Interestingly, all four of those charged were women: Crump, mortuary operator Lydia Pearce (35), Phlebotemist Faye Shilling (61) who assisted with filing the insurance forms and Notary Barbara Ann Lynn (64), who faked the documents in the case. Financial assignment companies — which advance mortuaries money for funeral and burial costs against a share of the decedent’s insurance payments — figured prominently in the scam.
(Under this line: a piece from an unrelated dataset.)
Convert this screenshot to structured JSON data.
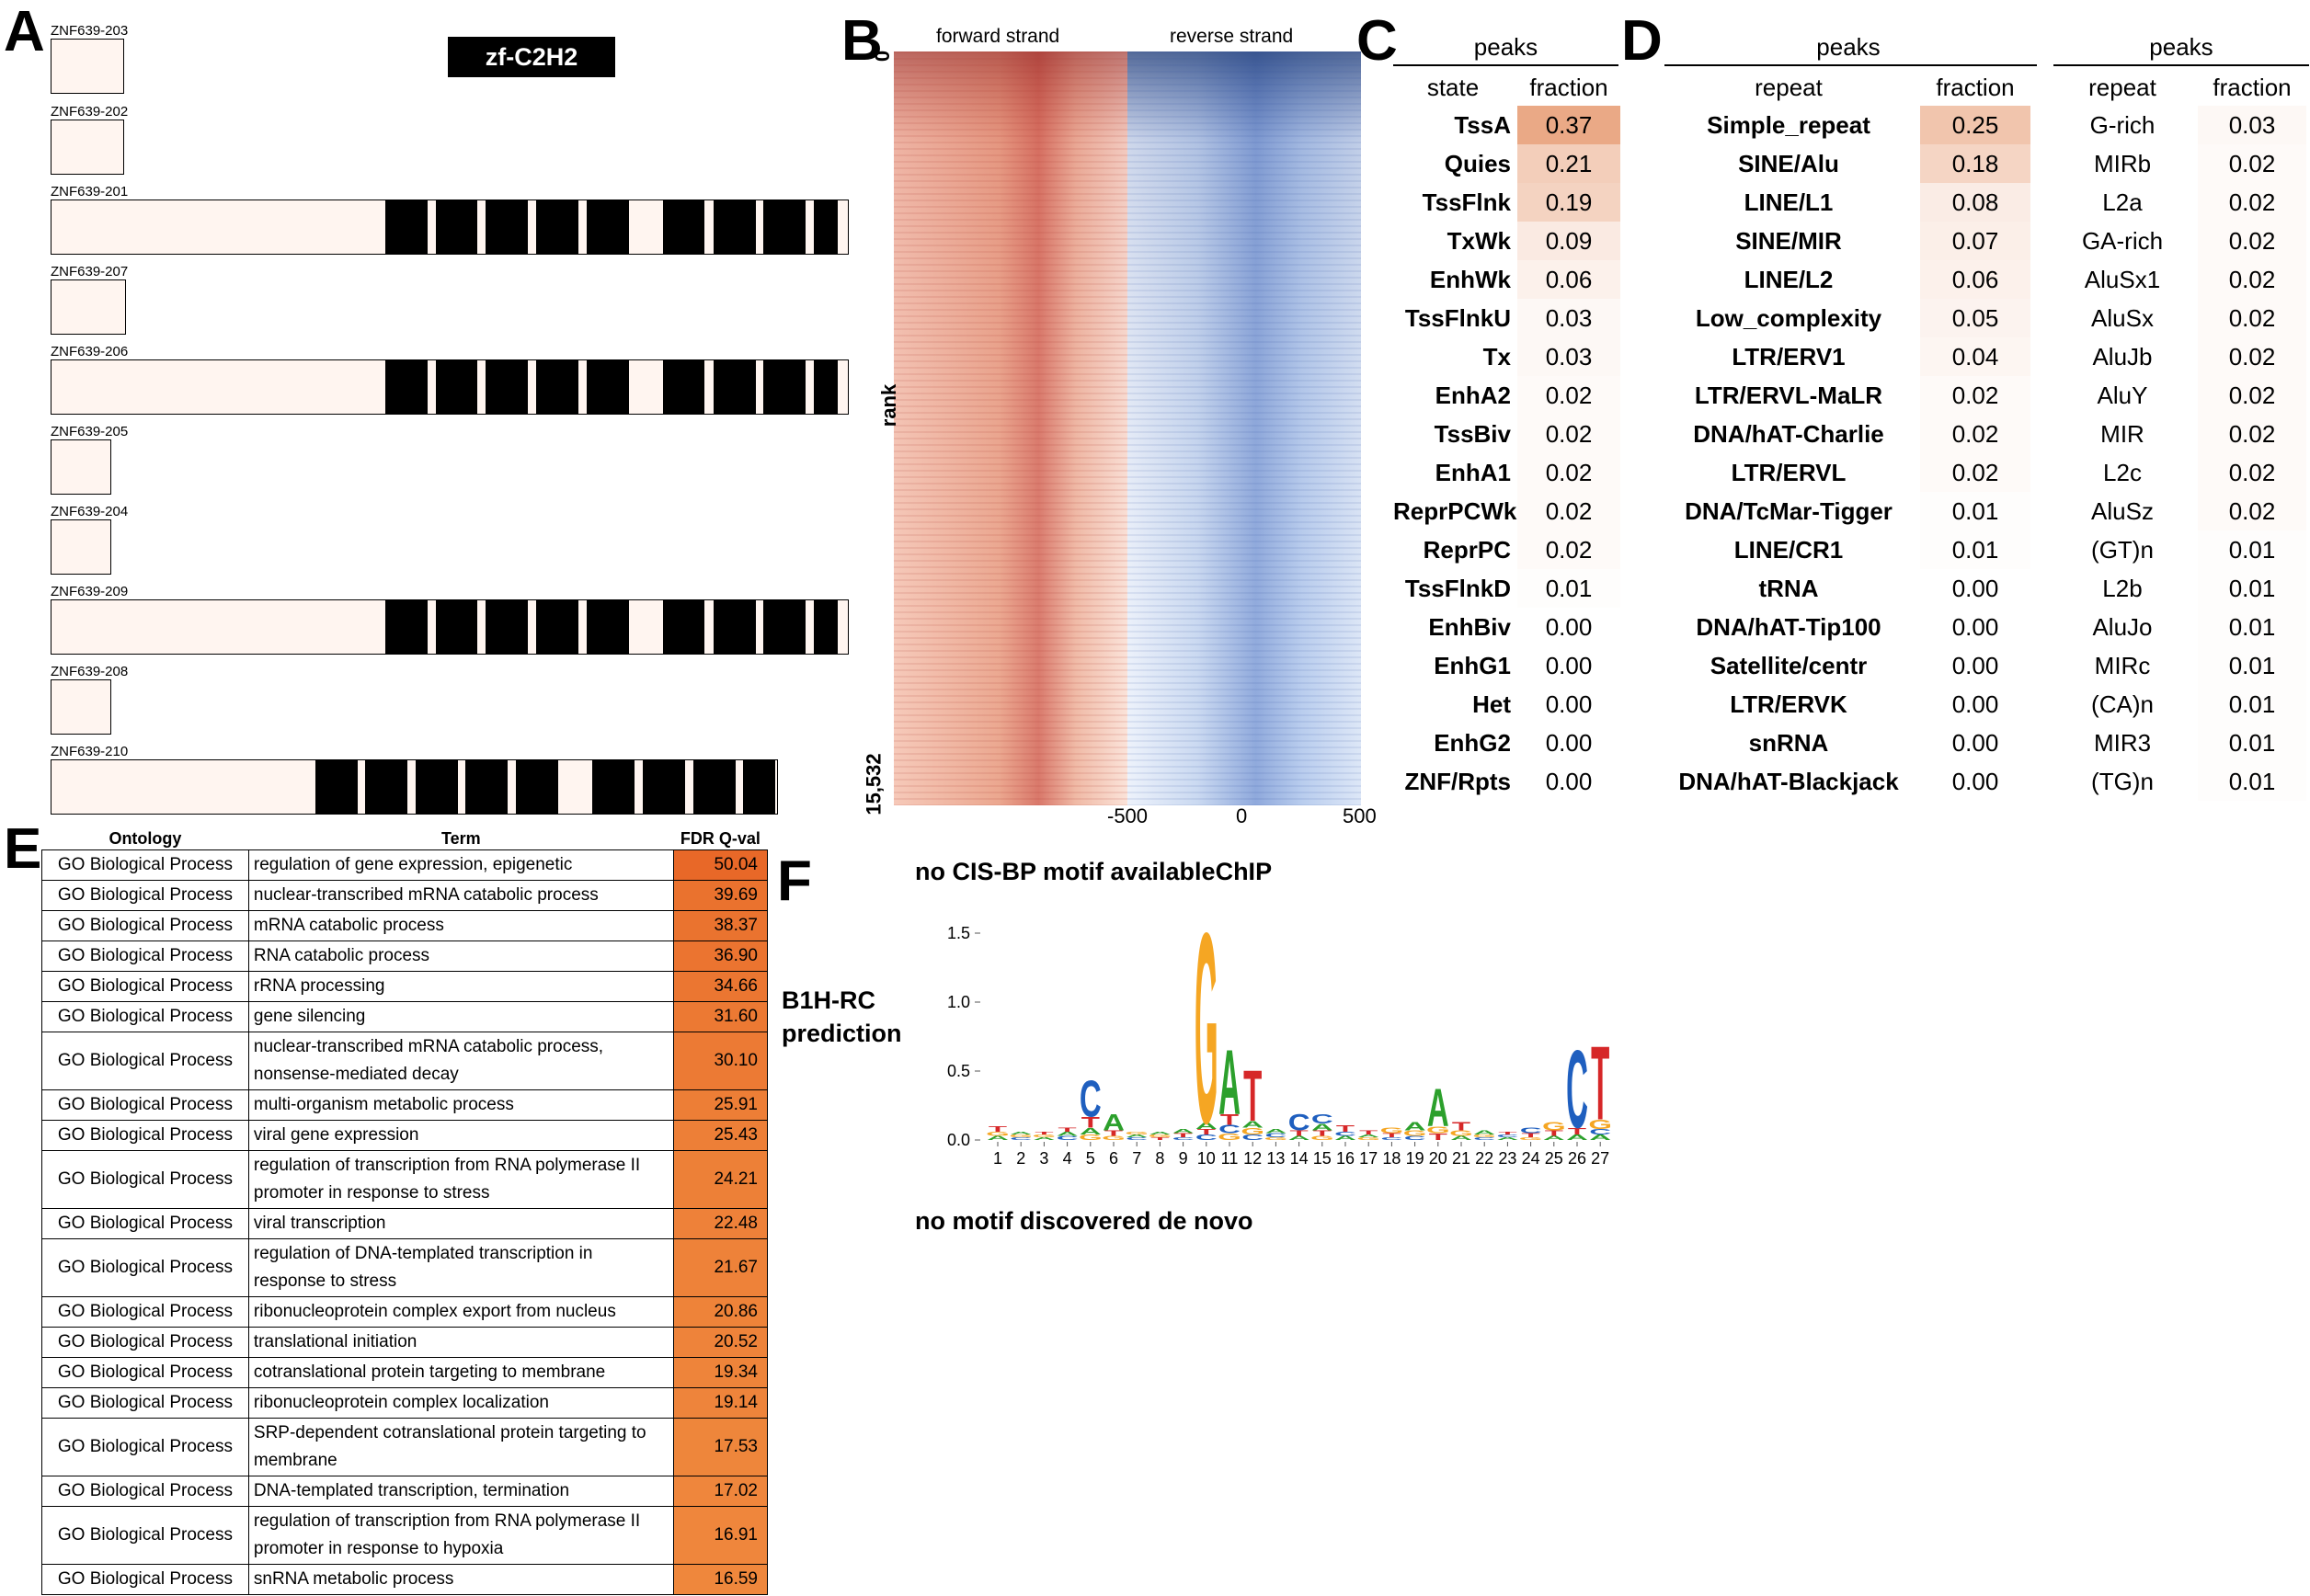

In one example, Crump’s band purchased life insurance policies for one “Jim Davis” (whose corpulent cat was surely bereaved), naming a fake nephew and niece as beneficiaries. When Mr. Davis “bought the big tamale,” a forged death certificate was produced, as were forged documents for inflated charges to the mortuary operated by Pearce. The fictitious Mr. Davis’s fictitious “nephew” received $230,000 from the insurance company. As the site explains, the arrangements then got far more elaborate:
The criminals went so far as to purchase a burial plot for Mr. Davis and bury him, without a headstone. But despite the extravagant funeral described on paper for the financial assignment companies—including an ornate casket and elaborate floral arrangements—the funeral was a simple affair, attended by several phony family members recruited to play the part of mourners in case anyone was watching.
…Two insurance companies began looking more closely at the claims and hired an investigator to ask questions. The con artists were so unnerved by this that they had the coffin supposedly holding the remains of Jim Davis unearthed. They filled the casket with a mannequin and cow parts to ensure the proper weight and then sent it to a crematory. Then, they filed phony paperwork stating that he had been cremated and had his ashes scattered over the Pacific Ocean.
The FBI press release on the case says that while Crump’s jury could not reach a verdict on two mail fraud charges on a related 2004 case, the charges she was convicted of carry a combined statutory maximum of 90 years in prison. All three other defendants pleaded guilty; the only one to be sentenced so far was Lynn, who got a year of home detention within three years of probation.